The Stochastics resolution gap costs chipmakers billions in delayed yield ramps, compromised performance, and unrealized revenue at 2nm and below.

In semiconductor manufacturing, the laws of physics don’t negotiate. They don’t care about roadmaps or quarterly earnings. Currently, one of these laws is quietly rewriting the rules of high-volume manufacturing at the most advanced nodes.

It’s called stochastic variability – the randomness baked into processes as we operate at atomic and molecular scales. And it has opened up a resolution gap between what we can print in the lab and what we can reliably manufacture in the fab.

This “Stochastics Resolution Gap” is now costing chipmakers billions in delayed yield ramps, compromised performance, and unrealized revenue at the 2nm node and below. In this era of $20 billion fabs and wafer-thin margins for error, we can no longer afford to treat stochastics as an R&D curiosity or something to be addressed after we begin to ramp up. It’s time to address it with the seriousness and rigor it deserves.

Stochastics


The Stochastics Resolution Gap for EUV is on the order of 5 nm today. (Source: Fractilia)

When it comes to challenges, recent headlines dominated by geopolitical issues —export bans, import tariffs, and government subsidies — are reshaping the global semiconductor landscape.

As EE Times has reported, these political headwinds can impact global competition and semiconductor growth. But while geopolitics dominates the news, there’s another limit creeping in under the radar – one driven not by policy, but by physics.

Hidden barrier to scaling​

For decades, scaling followed a well-worn formula: shrink the pattern, fix the process variations, ramp the yield, ship the chips. And while there were bumps along the way, the basic model held – until it didn’t.

With the adoption of EUV lithography, manufacturers have hit a new kind of wall. Despite the scanner’s optical capability to print sub-12nm features in R&D, high-volume manufacturing yields drop significantly before achieving those limits.

The culprit? Stochastics – random patterning errors like line-edge roughness (LER), local CD variation (LCDU), edge placement error (EPE), and breaking or bridging features (defects). These aren’t tool-calibration problems. They aren’t deposition non-uniformities, focus, or dose drifts. They are an unavoidable byproduct of trying to control individual molecules and photons, which only obey probabilistic laws.

The smaller the feature, the more pronounced the stochastic variation becomes. And unlike other process defects, these errors don’t scale even close to linearly. In one recent study, reducing the EUV feature size from 18nm to 16nm increased stochastic defectivity tenfold.¹

The most advanced tools in the world can print smaller features, but stochastics prevent those features from surviving on the fab floor. This is a Stochastics Resolution Gap.

Different kind of variability​

The chip industry has spent decades perfecting its control over systematic process variation and defects that come from identifiable sources. However, stochastic variability is something entirely different. You cannot reduce stochastic defects by identifying and eliminating their sources. They are inherently random, making them unrepeatable. It unfolds in a probability space that can be understood and characterized, albeit not in the traditional sense.

The traditional process control methods, which rely on global averages and standard deviations, are ill-equipped to detect or mitigate these errors. Instead, we need a new model: one that is rooted in local statistics. Treat variability as a probability distribution to be managed, rather than minimizing it to a single value.

Here is where things become uncomfortable for many fabs, as managing stochastic variation requires facing it head-on. It means measuring it precisely, modeling it accurately, and designing processes that account for its statistical nature.

In short, it means rethinking the way we approach design and manufacturing. It is not news to many in the semiconductor industry, but the full import of this change in perspective has yet to be felt.

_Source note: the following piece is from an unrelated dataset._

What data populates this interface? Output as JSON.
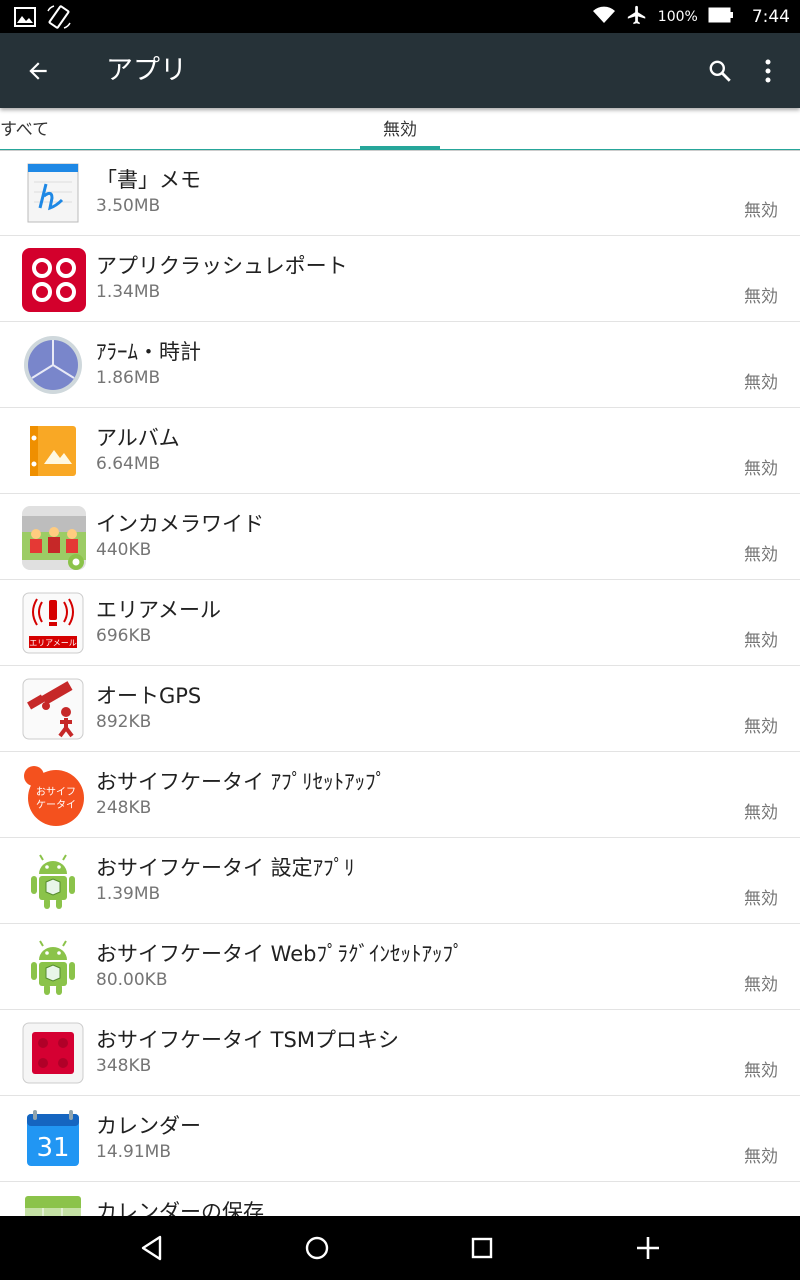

Bridging the stochastics gap​

The work done by Fractilia over the last eight years has resulted in metrology methods that allow fabs to do exactly that – adopt a fully stochastics perspective.

The Fractilia Inverse Linescan Model (FILM) technology eliminates the noise bias in SEM measurements and reveals the true nature of stochastic effects – with the kind of accuracy and precision needed to build predictive probabilistic models and close the loop between design, patterning, and yield.

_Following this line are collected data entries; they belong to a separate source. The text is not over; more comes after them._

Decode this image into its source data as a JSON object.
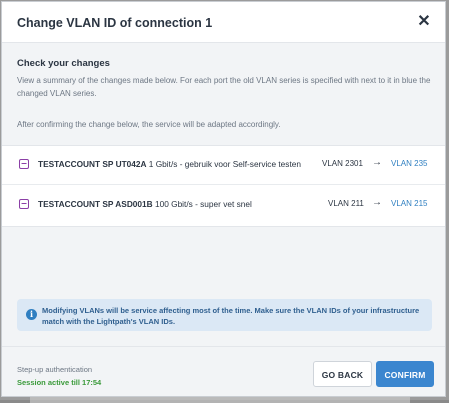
{
  "modal": {
    "title": "Change VLAN ID of connection 1",
    "close_icon": "close-icon"
  },
  "summary": {
    "heading": "Check your changes",
    "description": "View a summary of the changes made below. For each port the old VLAN series is specified with next to it in blue the changed VLAN series.",
    "note": "After confirming the change below, the service will be adapted accordingly."
  },
  "changes": [
    {
      "icon": "service-icon",
      "name": "TESTACCOUNT SP UT042A",
      "detail": " 1 Gbit/s - gebruik voor Self-service testen",
      "old_vlan": "VLAN 2301",
      "arrow": "→",
      "new_vlan": "VLAN 235"
    },
    {
      "icon": "service-icon",
      "name": "TESTACCOUNT SP ASD001B",
      "detail": " 100 Gbit/s - super vet snel",
      "old_vlan": "VLAN 211",
      "arrow": "→",
      "new_vlan": "VLAN 215"
    }
  ],
  "notice": {
    "icon": "info-icon",
    "text": "Modifying VLANs will be service affecting most of the time. Make sure the VLAN IDs of your infrastructure match with the Lightpath's VLAN IDs."
  },
  "footer": {
    "auth_label": "Step-up authentication",
    "auth_status": "Session active till 17:54",
    "back_label": "GO BACK",
    "confirm_label": "CONFIRM"
  },
  "colors": {
    "accent": "#3b86cf",
    "new_vlan": "#2f7fc1",
    "status_ok": "#3a9a3a",
    "service_icon": "#8b3fa6"
  }
}
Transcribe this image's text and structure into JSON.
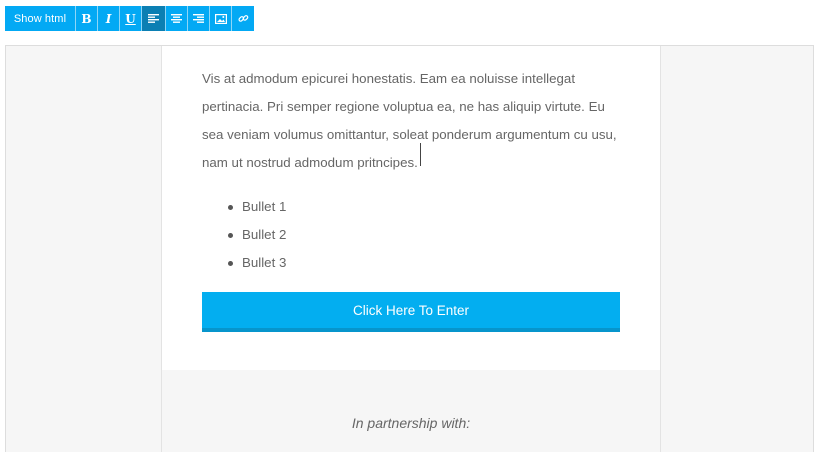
{
  "toolbar": {
    "show_html_label": "Show html",
    "bold_label": "B",
    "italic_label": "I",
    "underline_label": "U",
    "buttons": [
      "bold-icon",
      "italic-icon",
      "underline-icon",
      "align-left-icon",
      "align-center-icon",
      "align-right-icon",
      "image-icon",
      "link-icon"
    ],
    "active": "align-left"
  },
  "content": {
    "paragraph": "Vis at admodum epicurei honestatis. Eam ea noluisse intellegat pertinacia. Pri semper regione voluptua ea, ne has aliquip virtute. Eu sea veniam volumus omittantur, soleat ponderum argumentum cu usu, nam ut nostrud admodum pritncipes.",
    "bullets": [
      "Bullet 1",
      "Bullet 2",
      "Bullet 3"
    ],
    "cta_label": "Click Here To Enter"
  },
  "footer": {
    "partner_text": "In partnership with:"
  },
  "colors": {
    "accent": "#03a9f4",
    "active": "#0b7fb3",
    "cta": "#03aef0"
  }
}
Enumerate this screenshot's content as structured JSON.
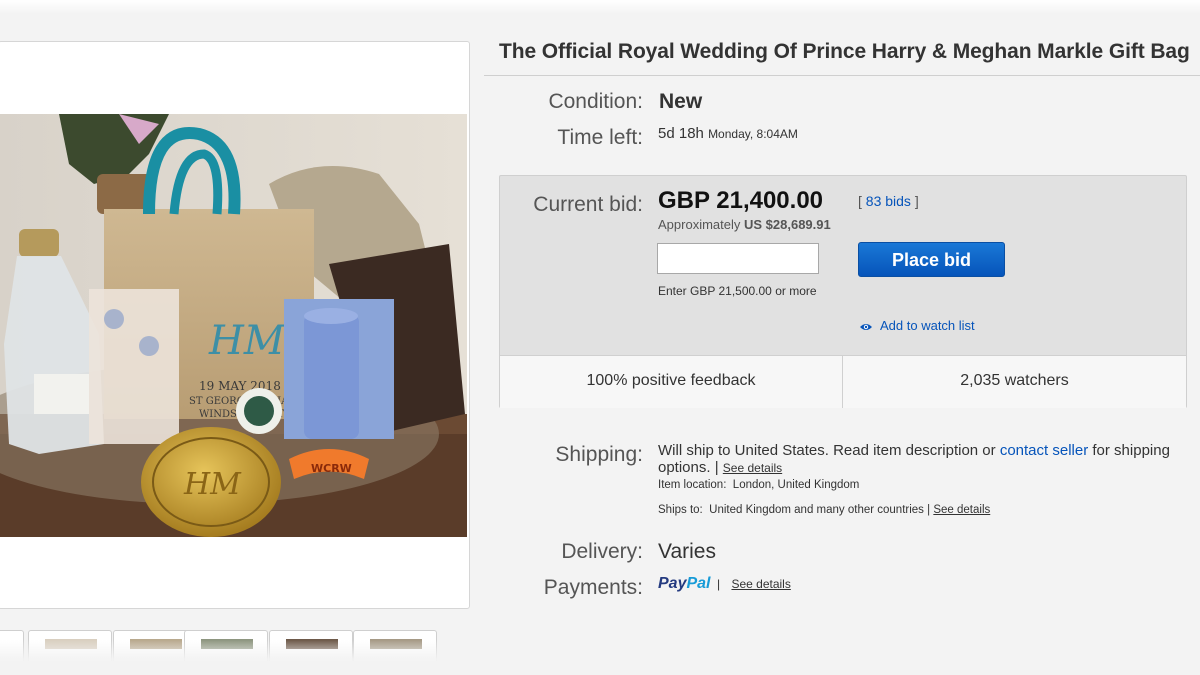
{
  "listing": {
    "title": "The Official Royal Wedding Of Prince Harry & Meghan Markle Gift Bag"
  },
  "condition": {
    "label": "Condition:",
    "value": "New"
  },
  "time_left": {
    "label": "Time left:",
    "value": "5d 18h",
    "detail": "Monday, 8:04AM"
  },
  "bid": {
    "label": "Current bid:",
    "price": "GBP 21,400.00",
    "approx_prefix": "Approximately",
    "approx_value": "US $28,689.91",
    "bids_open": "[",
    "bids_link": "83 bids",
    "bids_close": "]",
    "input_value": "",
    "hint": "Enter GBP 21,500.00 or more",
    "place_bid_label": "Place bid",
    "watch_label": "Add to watch list",
    "feedback": "100% positive feedback",
    "watchers": "2,035 watchers"
  },
  "shipping": {
    "label": "Shipping:",
    "text_before": "Will ship to United States. Read item description or",
    "contact_link": "contact seller",
    "text_after": "for shipping options.",
    "sep": "|",
    "see_details": "See details",
    "location_label": "Item location:",
    "location_value": "London, United Kingdom",
    "ships_to_label": "Ships to:",
    "ships_to_value": "United Kingdom and many other countries",
    "ships_sep": "|",
    "ships_see_details": "See details"
  },
  "delivery": {
    "label": "Delivery:",
    "value": "Varies"
  },
  "payments": {
    "label": "Payments:",
    "paypal_pay": "Pay",
    "paypal_pal": "Pal",
    "sep": "|",
    "see_details": "See details"
  },
  "colors": {
    "link": "#0654ba",
    "button": "#0654ba",
    "bid_box": "#e1e1e1",
    "paypal_dark": "#253b80",
    "paypal_light": "#179bd7"
  },
  "photo_text": {
    "monogram": "HM",
    "bag_line1": "19 MAY 2018",
    "bag_line2": "ST GEORGE'S CHAPEL",
    "bag_line3": "WINDSOR CASTLE",
    "wristband": "WCRW"
  }
}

The whitepaper, “Closing the Stochastics Resolution Gap,” sets out to quantify not only the problem but also the opportunity. While this gap is real, it’s not immutable.

With improved measurement and modeling, fabs may selectively choose higher-dose exposures to suppress photon shot noise. Fabs can select resists with better absorption profiles. They can design etch processes that smooth rather than amplify roughness. Furthermore, they can use optical proximity correction (OPC) and design rules that account for local stochastics, not just global variations. And they can apply process control that distinguishes between local randomness and global drift. They can find the stochastics metrics that correlate with yield and performance.

All of this is possible, but only if we stop treating stochastics as a nuisance that impedes our existing approaches and start addressing it as a core manufacturing challenge.

Cost of doing nothing​

Consider a fab running at 2nm that is unable to use its scanner’s full resolution potential because of stochastic defects. Vast amounts of money are being left on the table with fewer dies per wafer, slower yield ramps, extra mask spins, and performance-reducing design compromises.

We’ve already seen manufacturers reach 12nm half-pitch in the lab using EUV tools. But in production, most are stuck at 16–18nm. That 4-6nm gap doesn’t sound like much until you realize how much chip area it represents, how many more dice could fit per wafer, and how much faster a design could run. Then it adds up to lost revenue. Fast.

The tragedy is that most fabs still don’t measure stochastics correctly in their production lines. Not because they don’t care, but because they’ve lacked the tools to do so. That’s changing.

New language for yield​

One of the most surprising results of deploying stochastic metrology in advanced fabs is not just the improvement in yield – it’s the improvement in collaboration.

By providing process engineers, designers, OPC teams, and suppliers with a shared language to describe random variability and quantify its impact, we’re seeing entire organizations become smarter and faster. People are making better decisions because they’re finally working with real, unbiased data. When the etch team and the litho team are in the same room, they no longer have to argue about the data and its interpretation; they can focus on developing solutions.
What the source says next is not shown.